In 1998, it formed a joint venture with ICICI Bank named ICICI Prudential Mutual Fund which is located in Mumbai and is currently one of the largest asset management companies in India.

In 1999, it formed a joint venture with BOC International named BOCI-Prudential Asset Management to provide services for Mandatory Provident Fund scheme in Hong Kong.

In 2005, it formed a joint venture with CITIC Group named CITIC-Prudential Fund Management Company which is based in Shanghai.

In 2009, it established Eastspring Al-Wara' Investments Berhad in Malaysia to enter the Islamic Finance business.

In 2011, the investment management arm was rebranded to have its own separate brand name, Eastspring Investments.
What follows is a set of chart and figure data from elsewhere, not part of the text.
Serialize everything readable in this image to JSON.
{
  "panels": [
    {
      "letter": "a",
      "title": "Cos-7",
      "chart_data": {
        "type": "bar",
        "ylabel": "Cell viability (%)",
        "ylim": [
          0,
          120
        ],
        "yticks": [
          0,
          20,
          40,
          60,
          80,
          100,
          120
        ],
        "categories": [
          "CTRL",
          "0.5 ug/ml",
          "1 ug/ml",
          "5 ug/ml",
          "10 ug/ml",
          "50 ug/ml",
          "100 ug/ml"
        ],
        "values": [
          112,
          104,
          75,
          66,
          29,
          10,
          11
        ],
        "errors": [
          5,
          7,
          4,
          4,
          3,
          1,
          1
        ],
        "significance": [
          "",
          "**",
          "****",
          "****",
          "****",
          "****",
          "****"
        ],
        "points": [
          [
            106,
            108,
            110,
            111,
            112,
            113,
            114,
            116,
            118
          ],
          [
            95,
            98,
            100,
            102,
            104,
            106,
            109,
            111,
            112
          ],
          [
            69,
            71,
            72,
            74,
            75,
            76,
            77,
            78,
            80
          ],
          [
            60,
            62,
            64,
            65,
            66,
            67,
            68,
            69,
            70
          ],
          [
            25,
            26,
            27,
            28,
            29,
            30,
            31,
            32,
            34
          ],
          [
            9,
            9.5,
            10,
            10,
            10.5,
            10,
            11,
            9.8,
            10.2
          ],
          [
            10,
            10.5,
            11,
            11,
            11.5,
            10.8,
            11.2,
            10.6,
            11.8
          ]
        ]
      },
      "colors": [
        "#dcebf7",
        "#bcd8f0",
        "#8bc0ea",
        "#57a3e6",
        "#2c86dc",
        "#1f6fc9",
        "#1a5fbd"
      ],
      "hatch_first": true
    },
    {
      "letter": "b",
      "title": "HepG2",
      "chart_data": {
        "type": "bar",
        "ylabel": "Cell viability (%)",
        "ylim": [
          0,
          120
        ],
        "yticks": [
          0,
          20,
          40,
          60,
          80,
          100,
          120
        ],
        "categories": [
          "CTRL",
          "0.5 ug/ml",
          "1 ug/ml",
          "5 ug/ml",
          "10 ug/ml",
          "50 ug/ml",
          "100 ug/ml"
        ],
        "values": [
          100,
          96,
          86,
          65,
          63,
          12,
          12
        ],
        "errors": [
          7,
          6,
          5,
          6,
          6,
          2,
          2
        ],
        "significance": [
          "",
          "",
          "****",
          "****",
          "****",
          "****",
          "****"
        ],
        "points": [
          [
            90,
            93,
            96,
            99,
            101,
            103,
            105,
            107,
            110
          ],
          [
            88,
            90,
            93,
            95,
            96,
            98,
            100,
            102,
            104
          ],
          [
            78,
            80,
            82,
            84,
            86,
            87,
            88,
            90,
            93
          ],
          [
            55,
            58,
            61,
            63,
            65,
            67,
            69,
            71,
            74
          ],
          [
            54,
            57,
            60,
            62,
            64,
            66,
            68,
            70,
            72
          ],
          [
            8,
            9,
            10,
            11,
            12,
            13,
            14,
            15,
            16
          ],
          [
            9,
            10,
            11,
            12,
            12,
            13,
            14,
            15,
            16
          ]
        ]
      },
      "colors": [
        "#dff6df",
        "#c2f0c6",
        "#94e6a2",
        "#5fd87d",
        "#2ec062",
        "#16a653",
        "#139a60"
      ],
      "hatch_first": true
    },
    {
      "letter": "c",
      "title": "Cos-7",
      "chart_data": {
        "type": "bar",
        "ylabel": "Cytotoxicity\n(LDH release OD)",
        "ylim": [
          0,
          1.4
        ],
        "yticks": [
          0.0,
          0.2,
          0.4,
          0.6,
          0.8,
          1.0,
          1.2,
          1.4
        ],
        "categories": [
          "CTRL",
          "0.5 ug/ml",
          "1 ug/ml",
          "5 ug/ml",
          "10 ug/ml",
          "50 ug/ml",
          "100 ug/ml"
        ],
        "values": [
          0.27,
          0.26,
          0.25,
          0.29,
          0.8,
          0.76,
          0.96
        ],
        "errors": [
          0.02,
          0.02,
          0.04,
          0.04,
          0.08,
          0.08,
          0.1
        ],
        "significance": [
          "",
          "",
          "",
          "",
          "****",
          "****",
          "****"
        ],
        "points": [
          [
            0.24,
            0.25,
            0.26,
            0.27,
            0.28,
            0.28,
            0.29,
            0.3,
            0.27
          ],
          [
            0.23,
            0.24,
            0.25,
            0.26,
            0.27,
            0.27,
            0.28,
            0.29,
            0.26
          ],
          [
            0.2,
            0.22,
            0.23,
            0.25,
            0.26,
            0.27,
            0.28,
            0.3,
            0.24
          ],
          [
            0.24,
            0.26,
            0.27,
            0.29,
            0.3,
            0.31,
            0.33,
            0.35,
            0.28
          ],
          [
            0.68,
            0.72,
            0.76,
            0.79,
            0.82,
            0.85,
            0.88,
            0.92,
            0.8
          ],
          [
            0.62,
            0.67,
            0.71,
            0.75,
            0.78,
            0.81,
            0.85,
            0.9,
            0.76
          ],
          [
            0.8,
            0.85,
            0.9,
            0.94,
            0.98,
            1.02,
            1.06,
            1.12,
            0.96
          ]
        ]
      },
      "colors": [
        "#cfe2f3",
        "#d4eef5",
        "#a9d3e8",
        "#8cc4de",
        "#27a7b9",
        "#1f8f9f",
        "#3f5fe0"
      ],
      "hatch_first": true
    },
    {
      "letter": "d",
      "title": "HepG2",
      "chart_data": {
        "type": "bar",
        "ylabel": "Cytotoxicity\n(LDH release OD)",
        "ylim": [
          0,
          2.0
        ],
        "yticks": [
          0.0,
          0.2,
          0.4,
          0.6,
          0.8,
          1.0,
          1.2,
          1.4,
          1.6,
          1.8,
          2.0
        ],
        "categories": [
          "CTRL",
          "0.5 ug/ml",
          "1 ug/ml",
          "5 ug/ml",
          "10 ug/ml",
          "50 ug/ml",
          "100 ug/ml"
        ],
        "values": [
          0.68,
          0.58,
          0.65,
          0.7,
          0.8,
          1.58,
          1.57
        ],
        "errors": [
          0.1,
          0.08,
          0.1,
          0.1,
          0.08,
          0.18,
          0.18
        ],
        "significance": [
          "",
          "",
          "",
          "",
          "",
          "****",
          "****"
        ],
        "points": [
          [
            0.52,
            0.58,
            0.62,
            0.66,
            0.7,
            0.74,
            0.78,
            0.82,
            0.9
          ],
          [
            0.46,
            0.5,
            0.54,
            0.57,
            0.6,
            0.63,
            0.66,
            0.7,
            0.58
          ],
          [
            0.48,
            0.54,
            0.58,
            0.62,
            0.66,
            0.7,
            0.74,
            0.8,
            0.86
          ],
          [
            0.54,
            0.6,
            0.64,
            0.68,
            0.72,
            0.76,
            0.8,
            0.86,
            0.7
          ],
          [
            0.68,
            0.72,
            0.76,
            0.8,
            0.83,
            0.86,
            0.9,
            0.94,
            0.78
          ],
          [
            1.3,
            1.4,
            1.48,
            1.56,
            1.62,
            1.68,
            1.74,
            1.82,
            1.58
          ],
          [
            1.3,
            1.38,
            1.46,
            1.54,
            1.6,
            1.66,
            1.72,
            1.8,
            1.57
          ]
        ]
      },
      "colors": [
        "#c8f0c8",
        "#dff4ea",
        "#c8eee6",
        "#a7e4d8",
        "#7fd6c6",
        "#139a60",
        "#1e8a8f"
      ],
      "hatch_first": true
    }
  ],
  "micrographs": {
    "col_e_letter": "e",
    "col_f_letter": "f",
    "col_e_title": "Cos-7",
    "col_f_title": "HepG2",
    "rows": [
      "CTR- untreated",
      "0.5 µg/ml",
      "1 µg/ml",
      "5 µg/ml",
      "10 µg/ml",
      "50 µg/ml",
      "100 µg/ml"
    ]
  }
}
There were various reasons for the business to operate under its own brand name. Fifty percent of its assets under management from third parties rather than Prudential itself. There were also legal constraints on using the name "Prudential" to label the firm or its products as Prudential Financial, a non-related US company already had the legal rights to use the name. Finally the business had little name recognition in the United Kingdom and at the time, Prudential already had an investment management arm set up there named M&G.

In July 2018, it acquired 65% of TMB Asset Management from TMBThanachart Bank in Thailand. It made a further acquisition in Thailand in September 2019, where it acquired 50.1% of Thanachart Fund Management from Thanachart Bank for $137m In 2022, all Thailand entities were merged into one entity forming Eastspring Asset Management (Thailand) Company Limited.

== Business overview ==
Eastspring is focused on 10 markets in Asia and is headquartered in Singapore. Although its business is mainly in Asia, it has additional distribution offices in North America and Europe.

Eastspring focuses on four asset classes: Equity, Fixed Income, Multi Asset Solutions and Quantitative.